The developer of a hotel and residential complex near the Richmond Olympic Oval is asking for an eight-week extension on final approval of the project in order to avoid having to create more affordable rental suites.
City council upped its requirement for affordable housing units from 10 per cent to 15 per cent in city centre developments about 18 months ago.
The Landa development, on Elmbridge Way, was grandfathered into the lower amount due to the timing of its application.
This was contingent on having projects ready for final approval within a year.
However, because city council asked Landa to do some extra work on traffic management, it was given an extension of about five months more - to April 15 - for final adoption.
Now Landa is asking for another extension of eight weeks on its final approval by city council.
If city council doesn’t grant the extension, not only would Landa have to increase the affordable units (low-end market rentals – LEMR units), but they would also have to make 15 per cent of their units market rentals.
These changes would have “devastating financial implications” for the development, explained Landa Global Properties in a letter to city council, given higher construction costs and higher interest rates.
“15% LEMR and 15% market rental was not a consideration when the site was purchased in 2019 and implementing this into the project at this stage would render the project unviable,” the letter continues.
Landa explains that it has been working “tirelessly” with the city but some legal paperwork is still outstanding, which means they cannot meet the April 15 deadline.
While city staff didn’t recommend approving the eight-week extension, given it went against policy, the planning committee decided to allow it in order not to stall the project further.
This decision will need final approval at a city council meeting.
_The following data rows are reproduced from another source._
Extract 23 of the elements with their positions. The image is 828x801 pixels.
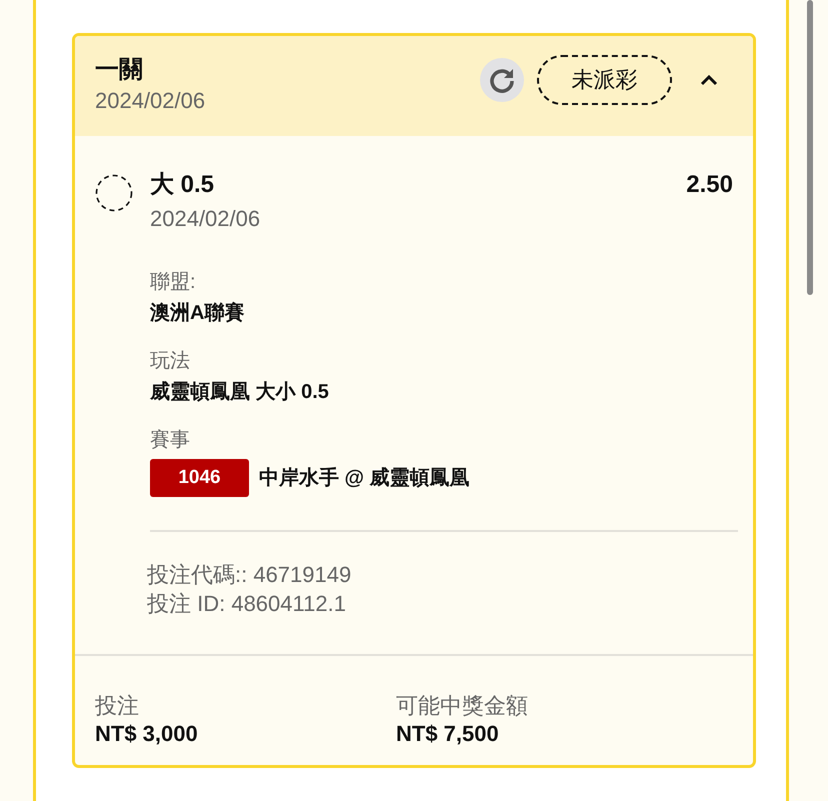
scrollbar-thumb[interactable] [806,0,812,295]
total-amount: NT$ 3,000 [95,720,198,748]
bet-type-title: 一關 [95,55,143,85]
refresh-button[interactable] [480,58,524,102]
field-value: 威靈頓鳳凰 大小 0.5 [150,380,329,405]
selection-date: 2024/02/06 [150,205,260,233]
total-label: 可能中獎金額 [396,692,528,720]
chevron-icon [699,74,719,86]
field-label: 玩法 [150,349,190,374]
bet-reference: 投注 ID: 48604112.1 [147,590,346,618]
field-label: 賽事 [150,428,190,453]
bet-date: 2024/02/06 [95,87,206,115]
total-amount: NT$ 7,500 [396,720,499,748]
bet-reference: 投注代碼:: 46719149 [147,561,352,589]
field-label: 聯盟: [150,270,196,295]
selection-name: 大 0.5 [150,170,214,200]
pending-circle-icon [95,174,133,212]
odds-value: 2.50 [686,170,733,200]
status-badge: 未派彩 [537,55,672,105]
field-value: 澳洲A聯賽 [150,300,244,326]
total-label: 投注 [95,692,139,720]
match-code-badge: 1046 [150,459,249,497]
match-teams: 中岸水手 @ 威靈頓鳳凰 [259,466,470,491]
The development proposal is for 356 residential units and a 189-room hotel.
City staff estimated, if Landa had to redesign the project with more affordable and rental units, it could add another 18 months to the project in a “best-case scenario.”
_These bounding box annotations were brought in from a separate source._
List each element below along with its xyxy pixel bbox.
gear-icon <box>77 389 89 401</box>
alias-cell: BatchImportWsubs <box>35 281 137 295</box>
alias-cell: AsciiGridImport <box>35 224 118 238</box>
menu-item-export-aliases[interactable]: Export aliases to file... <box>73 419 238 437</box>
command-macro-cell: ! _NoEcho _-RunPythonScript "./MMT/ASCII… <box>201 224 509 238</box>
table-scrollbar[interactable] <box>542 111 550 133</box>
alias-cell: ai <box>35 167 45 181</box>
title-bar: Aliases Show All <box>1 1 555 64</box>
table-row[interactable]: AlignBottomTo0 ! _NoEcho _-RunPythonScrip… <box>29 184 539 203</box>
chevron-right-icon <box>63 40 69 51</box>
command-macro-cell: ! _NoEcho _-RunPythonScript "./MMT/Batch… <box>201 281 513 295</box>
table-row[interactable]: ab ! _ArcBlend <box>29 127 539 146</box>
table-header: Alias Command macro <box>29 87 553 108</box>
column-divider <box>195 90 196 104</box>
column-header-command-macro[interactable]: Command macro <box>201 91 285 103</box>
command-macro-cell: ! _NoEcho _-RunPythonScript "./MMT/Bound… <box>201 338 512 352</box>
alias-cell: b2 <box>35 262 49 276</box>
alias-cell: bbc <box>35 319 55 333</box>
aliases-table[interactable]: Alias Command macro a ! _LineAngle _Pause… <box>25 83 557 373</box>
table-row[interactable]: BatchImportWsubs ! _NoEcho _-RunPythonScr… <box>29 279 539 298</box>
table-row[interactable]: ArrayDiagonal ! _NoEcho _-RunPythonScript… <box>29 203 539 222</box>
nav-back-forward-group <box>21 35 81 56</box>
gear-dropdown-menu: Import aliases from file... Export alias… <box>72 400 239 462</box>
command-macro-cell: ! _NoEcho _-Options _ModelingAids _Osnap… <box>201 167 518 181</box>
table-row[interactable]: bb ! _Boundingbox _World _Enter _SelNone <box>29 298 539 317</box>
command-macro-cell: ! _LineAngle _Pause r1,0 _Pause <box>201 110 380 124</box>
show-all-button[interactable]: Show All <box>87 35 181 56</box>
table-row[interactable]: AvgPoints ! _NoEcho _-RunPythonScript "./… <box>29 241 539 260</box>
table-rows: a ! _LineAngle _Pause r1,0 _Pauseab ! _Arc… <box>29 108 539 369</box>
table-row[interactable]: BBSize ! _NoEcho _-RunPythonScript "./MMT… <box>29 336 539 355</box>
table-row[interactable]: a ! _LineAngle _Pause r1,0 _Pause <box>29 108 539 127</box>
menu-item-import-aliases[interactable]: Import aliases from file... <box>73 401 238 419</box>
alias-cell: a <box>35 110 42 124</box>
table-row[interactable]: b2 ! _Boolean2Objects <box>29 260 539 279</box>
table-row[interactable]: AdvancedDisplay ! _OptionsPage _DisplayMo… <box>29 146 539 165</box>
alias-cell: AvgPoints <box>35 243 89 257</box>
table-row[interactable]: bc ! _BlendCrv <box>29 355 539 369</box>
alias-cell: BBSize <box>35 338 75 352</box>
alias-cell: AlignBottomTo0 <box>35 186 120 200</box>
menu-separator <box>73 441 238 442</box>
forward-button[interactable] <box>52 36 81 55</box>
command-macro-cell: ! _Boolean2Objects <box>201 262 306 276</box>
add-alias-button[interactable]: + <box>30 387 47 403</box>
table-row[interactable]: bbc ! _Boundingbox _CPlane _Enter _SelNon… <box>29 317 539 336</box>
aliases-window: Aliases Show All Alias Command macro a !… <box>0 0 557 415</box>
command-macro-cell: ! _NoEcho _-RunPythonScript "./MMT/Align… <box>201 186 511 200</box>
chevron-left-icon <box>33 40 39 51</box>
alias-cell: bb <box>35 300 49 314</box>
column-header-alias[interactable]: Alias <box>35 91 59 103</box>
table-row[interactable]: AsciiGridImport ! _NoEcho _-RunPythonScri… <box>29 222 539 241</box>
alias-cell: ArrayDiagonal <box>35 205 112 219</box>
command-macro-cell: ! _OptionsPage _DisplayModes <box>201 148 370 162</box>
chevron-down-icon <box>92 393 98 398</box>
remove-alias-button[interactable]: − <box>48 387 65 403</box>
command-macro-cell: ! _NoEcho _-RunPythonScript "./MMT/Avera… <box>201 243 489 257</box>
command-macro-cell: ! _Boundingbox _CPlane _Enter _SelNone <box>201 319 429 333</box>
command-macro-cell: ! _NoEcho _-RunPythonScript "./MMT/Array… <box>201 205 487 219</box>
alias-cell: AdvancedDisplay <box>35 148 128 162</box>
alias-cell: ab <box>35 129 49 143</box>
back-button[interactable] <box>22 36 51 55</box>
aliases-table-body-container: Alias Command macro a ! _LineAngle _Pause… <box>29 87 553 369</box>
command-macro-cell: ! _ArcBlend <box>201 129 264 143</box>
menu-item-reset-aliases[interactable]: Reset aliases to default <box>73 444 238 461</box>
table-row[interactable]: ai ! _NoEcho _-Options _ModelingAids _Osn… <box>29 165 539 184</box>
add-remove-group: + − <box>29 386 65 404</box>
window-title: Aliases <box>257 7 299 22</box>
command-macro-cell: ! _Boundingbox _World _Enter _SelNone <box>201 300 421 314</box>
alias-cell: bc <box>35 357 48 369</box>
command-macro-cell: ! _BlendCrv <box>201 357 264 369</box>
If the extension wasn’t allowed, the number of low-end market rentals would have to increase from 30 to 45 and the developer would also have to build 45 market rental units.
Wayne Craig, the city’s director of development, said the eight-week extension should be “sufficient and realistic” to get the project off the ground.
The development community is under “tremendous stress,” Craig added, with construction costs up five to six per cent and high interest rates also up.
“There are a number of factors impacting project viability at this time,” he told the planning committee.
An agreement on the affordable housing units for the project was approved by city council last week.